Поневоле вспоминается также один из младших современников Пушкина, датский философ С. Киркегор (1813 — 1855). Вот как характеризует творчество Киркегора П. П. Гайденко: «Если по тематике Киркегор целиком остается в русле романтической литературы, то по выполнению он значительно превосходит многие романтические произведения и, в частности, «Люцинду» Шлегеля. И превосходит благодаря тому, что находит более адекватную форму осуществления принципа иронии, чем Шлегель: он не создает одно произведение, в котором ироническое остранение автора взрывает и разрушает единство и цельность построения, так что последнее расплывается в нечто бесформенное; принцип иронии реализуется в том, что Киркегор создает несколько взаимно друг друга объясняющих и в то же время друг друга пародирующих эссе (П.П. Гайденко пишет о произведении Киркегора «Или — или» — А.П.)… Этот способ пародирования ироником самого себя позволяет ему витать над своими произведениями, не разрушая, однако, их замкнутости, оставаясь совершенно неуловимым, сохраняя полное инкогнито: неуловимость, анонимность субъекта, автора особенно подчеркивается Киркегором» (Гайденко П.П. Трагедия эстетизма, с. 75 — 76).

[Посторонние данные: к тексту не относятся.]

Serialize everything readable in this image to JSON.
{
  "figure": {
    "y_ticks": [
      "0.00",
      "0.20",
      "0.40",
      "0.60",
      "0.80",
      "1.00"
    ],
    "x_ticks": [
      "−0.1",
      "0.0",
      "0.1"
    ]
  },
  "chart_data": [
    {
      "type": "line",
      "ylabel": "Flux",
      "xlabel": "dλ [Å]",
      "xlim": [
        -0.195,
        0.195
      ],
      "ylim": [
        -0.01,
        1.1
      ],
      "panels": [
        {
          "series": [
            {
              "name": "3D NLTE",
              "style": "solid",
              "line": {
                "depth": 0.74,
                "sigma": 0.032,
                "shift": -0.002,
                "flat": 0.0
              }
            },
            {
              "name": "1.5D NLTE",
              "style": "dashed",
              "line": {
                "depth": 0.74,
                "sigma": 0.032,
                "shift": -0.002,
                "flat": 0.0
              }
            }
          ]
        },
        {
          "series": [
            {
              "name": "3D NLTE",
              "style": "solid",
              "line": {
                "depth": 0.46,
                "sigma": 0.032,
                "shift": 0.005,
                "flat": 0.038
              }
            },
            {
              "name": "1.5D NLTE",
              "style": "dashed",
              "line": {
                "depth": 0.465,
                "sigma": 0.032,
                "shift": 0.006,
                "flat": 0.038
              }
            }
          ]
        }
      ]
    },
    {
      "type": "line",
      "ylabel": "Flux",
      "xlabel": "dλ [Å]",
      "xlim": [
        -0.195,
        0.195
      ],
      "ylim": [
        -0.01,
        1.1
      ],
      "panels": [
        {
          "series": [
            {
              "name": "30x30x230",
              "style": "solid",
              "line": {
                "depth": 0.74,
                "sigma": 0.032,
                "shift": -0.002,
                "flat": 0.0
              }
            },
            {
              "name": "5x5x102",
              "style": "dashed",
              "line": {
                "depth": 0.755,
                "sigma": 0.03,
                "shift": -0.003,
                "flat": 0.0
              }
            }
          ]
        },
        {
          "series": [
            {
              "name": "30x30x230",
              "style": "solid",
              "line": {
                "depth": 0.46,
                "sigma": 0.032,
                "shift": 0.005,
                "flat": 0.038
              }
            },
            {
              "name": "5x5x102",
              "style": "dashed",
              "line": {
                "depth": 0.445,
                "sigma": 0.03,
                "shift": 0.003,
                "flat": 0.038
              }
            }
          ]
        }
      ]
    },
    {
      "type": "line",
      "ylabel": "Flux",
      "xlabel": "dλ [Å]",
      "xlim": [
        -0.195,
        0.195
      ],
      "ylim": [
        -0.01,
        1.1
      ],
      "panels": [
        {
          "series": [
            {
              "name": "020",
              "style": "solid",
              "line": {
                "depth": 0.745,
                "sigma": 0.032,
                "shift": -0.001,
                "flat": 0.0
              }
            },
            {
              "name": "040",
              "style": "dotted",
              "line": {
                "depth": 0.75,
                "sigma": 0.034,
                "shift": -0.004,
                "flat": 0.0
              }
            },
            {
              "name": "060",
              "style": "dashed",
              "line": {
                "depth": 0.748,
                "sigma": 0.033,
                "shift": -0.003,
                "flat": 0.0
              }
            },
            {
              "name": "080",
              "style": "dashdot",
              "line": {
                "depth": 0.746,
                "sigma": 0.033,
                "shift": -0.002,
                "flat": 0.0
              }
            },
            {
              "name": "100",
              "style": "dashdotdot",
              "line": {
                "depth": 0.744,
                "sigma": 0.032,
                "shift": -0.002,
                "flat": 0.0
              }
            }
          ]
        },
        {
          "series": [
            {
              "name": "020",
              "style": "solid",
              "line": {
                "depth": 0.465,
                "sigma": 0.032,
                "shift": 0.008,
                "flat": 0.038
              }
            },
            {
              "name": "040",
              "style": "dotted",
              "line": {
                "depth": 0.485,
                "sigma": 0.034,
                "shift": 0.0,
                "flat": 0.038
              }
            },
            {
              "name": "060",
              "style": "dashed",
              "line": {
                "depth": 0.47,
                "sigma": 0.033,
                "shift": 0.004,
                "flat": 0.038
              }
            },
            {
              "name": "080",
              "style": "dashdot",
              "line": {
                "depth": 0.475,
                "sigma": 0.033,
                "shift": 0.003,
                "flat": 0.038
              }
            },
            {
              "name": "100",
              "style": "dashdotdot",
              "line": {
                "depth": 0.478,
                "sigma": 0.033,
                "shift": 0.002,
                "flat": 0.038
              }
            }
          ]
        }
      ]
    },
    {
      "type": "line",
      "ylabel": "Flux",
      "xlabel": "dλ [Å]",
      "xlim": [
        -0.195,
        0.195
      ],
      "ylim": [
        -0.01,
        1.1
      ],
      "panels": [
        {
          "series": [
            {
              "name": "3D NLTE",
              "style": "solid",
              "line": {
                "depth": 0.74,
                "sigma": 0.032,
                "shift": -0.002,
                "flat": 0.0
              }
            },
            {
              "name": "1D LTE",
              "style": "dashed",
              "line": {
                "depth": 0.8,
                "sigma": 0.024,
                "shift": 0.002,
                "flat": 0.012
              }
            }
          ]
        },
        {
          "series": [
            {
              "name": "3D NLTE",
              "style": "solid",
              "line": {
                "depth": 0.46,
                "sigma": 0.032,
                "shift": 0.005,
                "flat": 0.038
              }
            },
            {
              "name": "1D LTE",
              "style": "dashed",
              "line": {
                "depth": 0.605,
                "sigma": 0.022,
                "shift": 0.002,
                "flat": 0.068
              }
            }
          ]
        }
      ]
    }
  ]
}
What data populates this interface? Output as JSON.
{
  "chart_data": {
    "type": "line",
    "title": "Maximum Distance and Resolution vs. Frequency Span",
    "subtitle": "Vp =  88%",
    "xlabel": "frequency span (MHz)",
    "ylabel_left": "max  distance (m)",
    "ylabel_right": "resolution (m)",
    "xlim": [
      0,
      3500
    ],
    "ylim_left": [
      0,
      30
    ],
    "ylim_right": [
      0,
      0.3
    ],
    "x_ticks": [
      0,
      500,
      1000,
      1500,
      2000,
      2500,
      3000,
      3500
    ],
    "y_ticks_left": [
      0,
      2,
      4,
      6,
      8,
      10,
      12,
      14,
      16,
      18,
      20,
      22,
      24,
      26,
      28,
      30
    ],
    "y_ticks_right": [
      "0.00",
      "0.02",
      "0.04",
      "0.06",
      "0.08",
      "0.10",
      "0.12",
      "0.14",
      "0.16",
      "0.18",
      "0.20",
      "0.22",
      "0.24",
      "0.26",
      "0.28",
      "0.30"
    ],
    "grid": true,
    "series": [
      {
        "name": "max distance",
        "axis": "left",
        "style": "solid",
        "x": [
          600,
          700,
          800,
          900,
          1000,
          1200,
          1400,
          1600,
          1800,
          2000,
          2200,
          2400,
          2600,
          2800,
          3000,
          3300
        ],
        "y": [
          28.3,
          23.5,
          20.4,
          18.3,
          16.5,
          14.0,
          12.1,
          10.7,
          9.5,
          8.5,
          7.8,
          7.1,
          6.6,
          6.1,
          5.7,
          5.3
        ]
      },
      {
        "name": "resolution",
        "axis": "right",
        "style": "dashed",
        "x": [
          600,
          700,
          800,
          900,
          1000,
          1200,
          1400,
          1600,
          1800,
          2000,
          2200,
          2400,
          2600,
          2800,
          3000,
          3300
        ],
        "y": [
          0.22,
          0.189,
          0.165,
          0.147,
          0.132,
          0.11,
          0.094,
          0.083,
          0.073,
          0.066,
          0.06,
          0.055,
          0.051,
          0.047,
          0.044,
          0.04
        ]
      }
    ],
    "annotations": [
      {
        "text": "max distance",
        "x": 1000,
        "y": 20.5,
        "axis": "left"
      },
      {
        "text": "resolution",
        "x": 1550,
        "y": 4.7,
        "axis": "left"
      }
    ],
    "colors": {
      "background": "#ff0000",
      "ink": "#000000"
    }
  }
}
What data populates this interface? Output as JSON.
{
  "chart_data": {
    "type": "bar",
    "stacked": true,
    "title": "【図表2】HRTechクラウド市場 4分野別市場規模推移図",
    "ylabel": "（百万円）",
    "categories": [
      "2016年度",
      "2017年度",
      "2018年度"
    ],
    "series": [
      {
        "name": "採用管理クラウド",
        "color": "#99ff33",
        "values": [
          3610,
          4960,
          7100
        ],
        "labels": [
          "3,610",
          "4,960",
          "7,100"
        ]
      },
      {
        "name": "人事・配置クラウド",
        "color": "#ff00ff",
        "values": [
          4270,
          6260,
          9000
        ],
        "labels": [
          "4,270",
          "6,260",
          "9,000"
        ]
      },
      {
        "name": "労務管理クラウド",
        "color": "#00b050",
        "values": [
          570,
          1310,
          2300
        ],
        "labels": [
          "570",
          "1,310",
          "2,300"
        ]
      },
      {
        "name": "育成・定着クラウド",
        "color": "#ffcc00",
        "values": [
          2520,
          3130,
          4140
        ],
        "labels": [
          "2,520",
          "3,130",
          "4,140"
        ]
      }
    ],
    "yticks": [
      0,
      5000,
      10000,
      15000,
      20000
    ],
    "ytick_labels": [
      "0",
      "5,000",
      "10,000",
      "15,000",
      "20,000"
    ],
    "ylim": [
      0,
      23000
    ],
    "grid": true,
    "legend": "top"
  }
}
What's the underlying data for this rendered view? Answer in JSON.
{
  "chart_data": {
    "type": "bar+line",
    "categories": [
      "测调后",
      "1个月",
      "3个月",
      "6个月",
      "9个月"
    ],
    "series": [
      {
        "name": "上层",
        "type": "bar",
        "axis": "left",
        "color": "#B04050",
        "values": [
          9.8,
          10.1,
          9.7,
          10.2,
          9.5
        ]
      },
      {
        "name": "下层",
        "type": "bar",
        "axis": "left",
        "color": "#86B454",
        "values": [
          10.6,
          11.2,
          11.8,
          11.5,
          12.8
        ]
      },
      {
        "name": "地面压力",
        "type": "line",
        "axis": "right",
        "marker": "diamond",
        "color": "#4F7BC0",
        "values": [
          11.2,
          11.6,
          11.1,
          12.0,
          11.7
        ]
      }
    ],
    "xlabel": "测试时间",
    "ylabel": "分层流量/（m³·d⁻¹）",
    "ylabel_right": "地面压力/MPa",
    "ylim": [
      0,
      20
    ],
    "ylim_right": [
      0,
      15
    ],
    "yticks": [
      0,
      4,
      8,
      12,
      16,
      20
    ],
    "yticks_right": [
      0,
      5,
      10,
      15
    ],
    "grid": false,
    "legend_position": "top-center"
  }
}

Итак, «Киркегор создает несколько взаимно друг друга объясняющих и в то же время друг друга пародирующих эссе». Бросается в глаза подобие этой ситуации тому, что имеет место в пушкинском творчестве! Ироническое переосмысление ситуаций и героев, «пародирование самого себя» свойственно Пушкину в высшей степени.

«…наиболее распространенным и сложным видом комического в его художественных произведениях все же является не юмор, а ирония», — пишет Ф.Раскольников (Раскольников Ф. Комическое в творчестве Пушкина. — Pushkin Review. The North American Pushkin Society`s bi-lingual journal. Vol. 8-9 (2005 — 2006).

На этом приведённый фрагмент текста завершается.